Muhafazakarlığın, davranışları belirlenen bir düzen içine çekmesi, değişime direnç göstermesi, müdahale etmesi ve bu müdahalenin genellikle isteğe bağlı olmadan ideolojik bir araç olarak gerçekleştirmesi onu farklı yaşam pratiklerine karşı tehdit edici bir unsura dönüştürür. İktidarlar, üretim araçları, el değiştirince öncelikle ötekilerin yaşam biçimlerine saldırırlar ve bu yaşamları temel tehdit olarak gösterirler. Muhafazakarlık, hâlâ insanları kendi yasası için şekillendirmeye çalışan belki de son toplumsal akıl dışı inanç sistemidir. Ve sanat akıldışı inanç sistemlerini görünür kılmaya ve yapıbozuma uğratmaya çalışan temel bir dinamiktir.

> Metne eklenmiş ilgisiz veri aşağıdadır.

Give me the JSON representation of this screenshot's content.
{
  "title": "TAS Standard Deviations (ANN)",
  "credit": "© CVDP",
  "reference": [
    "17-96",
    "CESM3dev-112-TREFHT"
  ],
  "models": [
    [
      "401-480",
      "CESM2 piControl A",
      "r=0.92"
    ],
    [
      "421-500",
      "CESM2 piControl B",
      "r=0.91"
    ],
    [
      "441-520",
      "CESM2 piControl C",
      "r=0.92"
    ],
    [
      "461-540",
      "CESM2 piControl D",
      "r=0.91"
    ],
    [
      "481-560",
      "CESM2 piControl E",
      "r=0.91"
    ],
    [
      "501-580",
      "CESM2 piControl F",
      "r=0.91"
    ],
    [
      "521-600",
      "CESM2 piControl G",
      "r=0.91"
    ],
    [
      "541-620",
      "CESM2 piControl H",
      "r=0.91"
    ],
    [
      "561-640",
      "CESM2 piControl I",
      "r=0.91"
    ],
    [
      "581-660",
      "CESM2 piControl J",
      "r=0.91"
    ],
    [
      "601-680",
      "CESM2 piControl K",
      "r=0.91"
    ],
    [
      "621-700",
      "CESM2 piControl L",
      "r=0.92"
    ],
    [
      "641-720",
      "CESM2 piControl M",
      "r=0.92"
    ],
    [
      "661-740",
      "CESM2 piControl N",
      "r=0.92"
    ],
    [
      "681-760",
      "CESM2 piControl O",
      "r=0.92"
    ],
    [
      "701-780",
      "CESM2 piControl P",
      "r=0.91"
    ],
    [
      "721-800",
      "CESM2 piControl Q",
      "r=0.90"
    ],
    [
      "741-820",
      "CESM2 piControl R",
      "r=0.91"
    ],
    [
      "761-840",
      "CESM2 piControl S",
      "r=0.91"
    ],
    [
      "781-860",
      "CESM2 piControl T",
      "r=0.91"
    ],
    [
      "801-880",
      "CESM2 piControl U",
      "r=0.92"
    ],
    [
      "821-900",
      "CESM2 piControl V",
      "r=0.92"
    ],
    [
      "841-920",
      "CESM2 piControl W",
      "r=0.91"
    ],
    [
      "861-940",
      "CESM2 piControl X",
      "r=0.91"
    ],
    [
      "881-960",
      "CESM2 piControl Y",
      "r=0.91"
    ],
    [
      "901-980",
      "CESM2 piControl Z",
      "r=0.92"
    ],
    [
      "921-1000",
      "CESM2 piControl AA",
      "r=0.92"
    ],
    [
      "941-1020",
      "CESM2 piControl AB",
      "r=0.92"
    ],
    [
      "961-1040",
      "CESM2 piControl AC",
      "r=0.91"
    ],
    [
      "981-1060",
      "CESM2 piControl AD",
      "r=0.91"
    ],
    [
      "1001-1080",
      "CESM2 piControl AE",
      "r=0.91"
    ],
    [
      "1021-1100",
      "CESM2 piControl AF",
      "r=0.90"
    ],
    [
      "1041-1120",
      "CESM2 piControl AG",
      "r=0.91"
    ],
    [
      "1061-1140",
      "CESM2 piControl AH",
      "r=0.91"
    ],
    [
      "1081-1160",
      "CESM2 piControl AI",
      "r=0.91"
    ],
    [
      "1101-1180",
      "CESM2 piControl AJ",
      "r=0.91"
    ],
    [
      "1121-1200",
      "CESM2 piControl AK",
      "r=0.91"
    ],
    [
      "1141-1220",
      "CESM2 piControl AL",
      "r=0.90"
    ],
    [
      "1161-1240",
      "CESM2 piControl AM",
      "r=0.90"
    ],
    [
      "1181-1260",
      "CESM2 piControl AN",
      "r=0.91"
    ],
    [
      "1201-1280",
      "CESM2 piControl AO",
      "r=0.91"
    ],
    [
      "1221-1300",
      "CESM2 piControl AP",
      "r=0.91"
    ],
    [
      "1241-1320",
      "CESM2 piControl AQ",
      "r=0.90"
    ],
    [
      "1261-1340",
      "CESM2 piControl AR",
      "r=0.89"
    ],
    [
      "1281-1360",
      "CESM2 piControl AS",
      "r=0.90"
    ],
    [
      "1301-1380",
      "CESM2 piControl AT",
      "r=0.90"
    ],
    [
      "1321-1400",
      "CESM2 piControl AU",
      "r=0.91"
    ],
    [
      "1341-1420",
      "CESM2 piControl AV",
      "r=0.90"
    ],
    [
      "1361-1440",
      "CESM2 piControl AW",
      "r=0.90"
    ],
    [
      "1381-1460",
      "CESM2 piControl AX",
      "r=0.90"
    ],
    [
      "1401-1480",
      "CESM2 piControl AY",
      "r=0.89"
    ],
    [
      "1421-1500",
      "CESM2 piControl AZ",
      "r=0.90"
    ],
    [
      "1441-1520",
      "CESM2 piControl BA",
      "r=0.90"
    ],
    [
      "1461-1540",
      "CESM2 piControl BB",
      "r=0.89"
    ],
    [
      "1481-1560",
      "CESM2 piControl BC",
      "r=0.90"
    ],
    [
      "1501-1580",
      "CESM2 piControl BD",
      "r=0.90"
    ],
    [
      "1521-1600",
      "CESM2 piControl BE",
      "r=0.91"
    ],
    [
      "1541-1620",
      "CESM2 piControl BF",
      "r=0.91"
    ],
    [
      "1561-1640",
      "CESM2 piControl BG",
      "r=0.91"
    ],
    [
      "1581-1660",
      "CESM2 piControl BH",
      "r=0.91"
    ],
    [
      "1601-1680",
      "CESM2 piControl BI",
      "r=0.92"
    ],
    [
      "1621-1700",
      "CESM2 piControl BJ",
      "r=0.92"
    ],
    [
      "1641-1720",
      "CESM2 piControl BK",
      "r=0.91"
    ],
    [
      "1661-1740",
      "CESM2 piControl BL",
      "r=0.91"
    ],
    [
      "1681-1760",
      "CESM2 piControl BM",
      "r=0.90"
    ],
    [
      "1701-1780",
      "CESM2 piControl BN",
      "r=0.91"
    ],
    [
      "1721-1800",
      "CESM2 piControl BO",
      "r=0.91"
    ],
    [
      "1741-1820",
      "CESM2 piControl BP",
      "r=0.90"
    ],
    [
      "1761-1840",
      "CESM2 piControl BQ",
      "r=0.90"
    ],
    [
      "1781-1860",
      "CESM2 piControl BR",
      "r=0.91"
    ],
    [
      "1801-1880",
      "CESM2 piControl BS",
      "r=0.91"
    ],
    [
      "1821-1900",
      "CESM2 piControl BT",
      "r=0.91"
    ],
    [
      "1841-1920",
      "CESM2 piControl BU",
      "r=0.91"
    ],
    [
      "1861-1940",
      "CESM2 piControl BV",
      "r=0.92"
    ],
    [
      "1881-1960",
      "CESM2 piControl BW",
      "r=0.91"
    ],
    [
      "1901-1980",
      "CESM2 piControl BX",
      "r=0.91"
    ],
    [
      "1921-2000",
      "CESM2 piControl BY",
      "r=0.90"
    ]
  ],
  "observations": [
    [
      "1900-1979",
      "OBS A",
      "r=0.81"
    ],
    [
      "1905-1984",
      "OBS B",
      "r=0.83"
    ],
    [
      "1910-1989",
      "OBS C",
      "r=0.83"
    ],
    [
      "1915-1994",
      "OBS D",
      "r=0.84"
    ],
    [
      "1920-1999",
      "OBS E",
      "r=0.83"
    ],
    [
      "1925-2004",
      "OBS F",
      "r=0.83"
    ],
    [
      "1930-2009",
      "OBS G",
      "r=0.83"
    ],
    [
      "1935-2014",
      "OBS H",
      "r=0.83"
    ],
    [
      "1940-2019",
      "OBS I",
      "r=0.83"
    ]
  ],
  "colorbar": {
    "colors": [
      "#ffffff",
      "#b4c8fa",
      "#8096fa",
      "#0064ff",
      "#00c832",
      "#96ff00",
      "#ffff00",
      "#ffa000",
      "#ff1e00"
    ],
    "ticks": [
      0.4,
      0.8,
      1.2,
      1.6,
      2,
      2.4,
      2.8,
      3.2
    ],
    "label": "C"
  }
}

Hrant Dink Vakfı öncülüğünde Türkiye Tiyatro Vakfı ve Yapı Kredi Kültür Sanat Yayıncılık işbirliğiyle hazırlanan ve küratöryel ekibini, Esen Çamurdan, Kevser Güler ve Banu Atça’nın üstlendiği, “Kulis: Bir Tiyatro Belleği, Hagop Ayvaz” sergisi 15 Aralık 2020 – 21 Şubat 2021 tarihleri arasında Yapı Kredi Kültür Sanat’ta gezilebilecek.
12 bin görsel materyal içeriyor
Sergi, 1911-2006 yılları arasında yaşamış İstanbullu tiyatro sanatçısı ve yayıncı Hagop Ayvaz’ın kişisel çabalarıyla oluşturduğu tiyatro arşivi ve arşivin alametifarikası, yarım asırlık kültür sanat dergisi Kulis’ten yola çıkarak, toplumsal bellek, kimlik ve mekân bağlamında Türkiye’nin tiyatro tarihine odaklanıyor. 2006 yılında, Ayvaz’ın vefatının ardından Agos gazetesine, ardından Hrant Dink Vakfı’na bağışlanan Hagop Ayvaz arşivi, Osmanlıca, Ermenice ve Türkçe, 600’e yakın el yazması ve matbu tiyatro metni, 500’den fazla Ermenice ve Türkçe süreli yayın, dergi ve broşürün yanı sıra fotoğraf, afiş, karikatür, kupür, davetiye, çizim ve kartpostaldan oluşan yaklaşık 12 bin görsel materyal içeriyor.
2019 yılında Ayvaz’ın bazı kişisel eşyalarının, aldığı ödüllerin ve 1946- 1996 arasında kesintisiz yayımladığı Ermenice kültür sanat dergisi Kulis’in 1104 sayılık tam koleksiyonunun Hrant Dink Vakfı’na bağışlanmasıyla, arşiv daha bütünlüklü bir hal aldı. Hrant Dink Vakfı tarafından yıllar içinde büyük ölçüde kataloglaması tamamlanan ve dijital ortama aktarılan arşiv, “Kulis” sergisi ile eş zamanlı olarak araştırmacıların erişimine açıldı. *
* Arşiv içeriğinin sayısal verileri, hazırlanan sergi kataloğundan alınmıştır.